The Beer Institute, a national trade association for the US brewing industry, has launched an initiative to encourage brewers and importers to voluntarily include a serving facts statement and freshness dating on their products.
It also calls for brewers to provide an ingredient list either on the label, online, or via a QR code.
Big brewers back initiative
Anheuser-Busch, MillerCoors, Heineken USA, Constellation Brands’ beer division, North American Breweries and Craft Brew Alliance have agreed to follow these guidelines.
Between these brewers, this already accounts for more than 81% of the volume of beer sold in the US.
The Beer Institute says consumers should begin to see the impact of the initiative immediately and is encouraging brewers to meet the guidelines by the end of 2020.
Helping consumers make better choices
The Beer Institute says its Brewers’ Voluntary Disclosure Initiative will promote transparency and help consumers as they select their beer.
“Providing meaningful information will ultimately empower the consumer when making decisions regarding the beer beverage of their choice,” said Jim McGreevy, Beer Institute President and CEO.
Information beers will display:
The Brewers’ Voluntary Disclosure Initiative states that:
- Brewers should provide calorie, carbohydrate, protein, fat, and ABV (or ABW as required by state law) information on labels as a serving facts statement, in line with federal guidelines.
- A list of ingredients should be disclosed, either on the label, secondary packaging, website reference or QR code.
- Brewers should clearly display a freshness date or date of production on all labels or primary containers.
The Center for Science in the Public Interest has welcomed the move to include calories and nutrition information on beer labels.
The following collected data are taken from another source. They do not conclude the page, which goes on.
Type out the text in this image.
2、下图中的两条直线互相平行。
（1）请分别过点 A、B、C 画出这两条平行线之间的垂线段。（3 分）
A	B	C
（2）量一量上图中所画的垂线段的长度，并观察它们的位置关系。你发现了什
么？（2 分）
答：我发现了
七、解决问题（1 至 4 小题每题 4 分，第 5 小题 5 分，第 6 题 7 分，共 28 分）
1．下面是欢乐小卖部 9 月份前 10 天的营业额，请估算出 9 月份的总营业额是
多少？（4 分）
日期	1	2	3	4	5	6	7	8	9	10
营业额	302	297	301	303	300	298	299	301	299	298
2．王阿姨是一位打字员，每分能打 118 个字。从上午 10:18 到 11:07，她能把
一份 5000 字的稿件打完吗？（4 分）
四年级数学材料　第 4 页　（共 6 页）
However, it wants to see the initiative go further and insist on also displaying ingredients on the label as well (while the Beer Institute's initiative wants to see calorie and nutrition information on the bottle, it only requires ingredient information to be published online).
“Brewers are allowed to artificially color, flavor, sweeten, and preserve their products, as well as use foam enhancers. If the industry takes pride in its ingredients it should list them on labels and not simply on the web,” said Michael F. Jacobson, CSPI president.
The CSPI is also calling on the wine and liquor industries to follow the lead of the beer industry.
According to a recent Nielsen survey, 72% of beer drinkers think nutrition labels are important to read when buying food and beverages.
More transparency: a global call
In March last year, The Brewers of Europe (the trade association representing 5,000 breweries in Europe) announced a voluntary move from brewers to list ingredients and nutritional information per 100ml.
This pledge, backed by Heineken, Carlsberg, SABMiller and AB InBev, among others, sees brewers provide energy values in kilocalories, fat, saturated fat, carbohydrates, carbohydrates of which sugars, protein and salt.
AB InBev followed this by committing to include further information (for example, information per portion as well as per 100ml), due to cover at least 80% of European volumes by the end of 2017.
In March 2015, Diageo pledged to provide consumers worldwide with alcohol content and nutrition information per typical serve. Later that year, Treasury Wine Estates announced it would provide calorie information for its products.